その独特な方法を、開業以来延べ20名のバリスタ職を育てて技術を伝授し、今も継承しております。
ご存知の通りハンドドリップという抽出方法は、極めて属人的な技術でありますから、当店の商品として提供できる香味レベルを、すべてのバリスタにおいて一定とさせることは至難のことではあります。
しかし、プロである以上はできる限り安定して店の味を再現するようにしなければなりません。開業当時はバリスタ職は私一人でしたが、年を重ねていくにつれ店の規模を拡大させていく必要に迫られるようになると、この技術をいかに後進の者に伝えて安定した技能を定着させるかということが、必須の課題となってまいりました。
そこで私は、その課題を解決するために、当店の独特なハンドドリップ法をいかにして理論化し言語化して伝えていくかを考え、具体的に指導方法を考案検証し体系化していきました。
ハンドドリップによる珈琲抽出の良い点は、香味の調整を人の手によって繊細に行えることです。このことは反面、技術の習得においては困難な面が多いことをあらわします。
すなわち、ケトルを操って細口から注がれる湯をいかに有効に珈琲に当てるかという技術的な点について、ある程度は理論的に説明できるものの、多くの部分において微妙な腕使いや手首のスナップによる個人差が必ず影響するため、肝心な点については言語などの形式知だけでは説明しきれないからです。
その困難な点を克服するために考えたのが、「葦島暗黙知研修」です。

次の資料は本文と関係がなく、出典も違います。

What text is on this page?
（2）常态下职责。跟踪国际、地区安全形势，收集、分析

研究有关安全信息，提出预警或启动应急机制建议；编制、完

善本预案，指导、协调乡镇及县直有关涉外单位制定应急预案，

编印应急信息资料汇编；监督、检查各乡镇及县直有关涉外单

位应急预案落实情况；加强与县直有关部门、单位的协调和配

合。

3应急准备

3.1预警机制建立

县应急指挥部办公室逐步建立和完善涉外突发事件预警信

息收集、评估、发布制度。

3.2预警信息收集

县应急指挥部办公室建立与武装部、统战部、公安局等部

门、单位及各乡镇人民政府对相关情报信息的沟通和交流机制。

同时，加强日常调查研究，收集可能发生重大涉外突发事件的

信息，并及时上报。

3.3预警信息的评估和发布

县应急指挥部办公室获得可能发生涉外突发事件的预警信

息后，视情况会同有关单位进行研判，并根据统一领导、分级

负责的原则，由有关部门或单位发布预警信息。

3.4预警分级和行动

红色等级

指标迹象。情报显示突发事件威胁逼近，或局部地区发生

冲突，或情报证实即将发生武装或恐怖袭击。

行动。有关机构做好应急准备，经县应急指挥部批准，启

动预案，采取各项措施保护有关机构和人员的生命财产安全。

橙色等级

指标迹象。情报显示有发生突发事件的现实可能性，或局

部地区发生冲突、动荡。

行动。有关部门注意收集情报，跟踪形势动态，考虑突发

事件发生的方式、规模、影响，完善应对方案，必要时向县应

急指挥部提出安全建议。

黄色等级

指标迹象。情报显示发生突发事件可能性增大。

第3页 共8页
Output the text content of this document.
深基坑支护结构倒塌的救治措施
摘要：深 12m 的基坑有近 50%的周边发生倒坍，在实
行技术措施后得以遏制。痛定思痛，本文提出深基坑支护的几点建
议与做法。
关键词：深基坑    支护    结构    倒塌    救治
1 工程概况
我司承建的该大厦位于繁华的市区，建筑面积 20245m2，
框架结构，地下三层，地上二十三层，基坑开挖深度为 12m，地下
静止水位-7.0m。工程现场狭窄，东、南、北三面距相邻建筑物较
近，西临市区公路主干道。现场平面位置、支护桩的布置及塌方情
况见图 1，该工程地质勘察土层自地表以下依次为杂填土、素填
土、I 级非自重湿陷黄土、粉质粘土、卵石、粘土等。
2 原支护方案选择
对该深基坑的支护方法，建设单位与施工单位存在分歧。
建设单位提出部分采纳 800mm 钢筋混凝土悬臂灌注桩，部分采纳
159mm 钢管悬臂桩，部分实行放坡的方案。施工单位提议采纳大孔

この研修の特徴は、理論的な形式知を土台にしながら、言語化できないコツのような技能部分を伝える点にあります。
研修期間に確たる定めはなく、原則修了するまで行いますが、その期間は人によって変わります。一ヶ月程度で修了する者から六ヶ月近くかかる者まで様々です。
やはり暗黙知らしい属人的な分野である所以でもあるかなと思います。
その暗黙知と形式知のバランスを意識して練度を上げていく過程が、当社の理念に据えている「調和」「中庸」の精神を醸成していると考えています。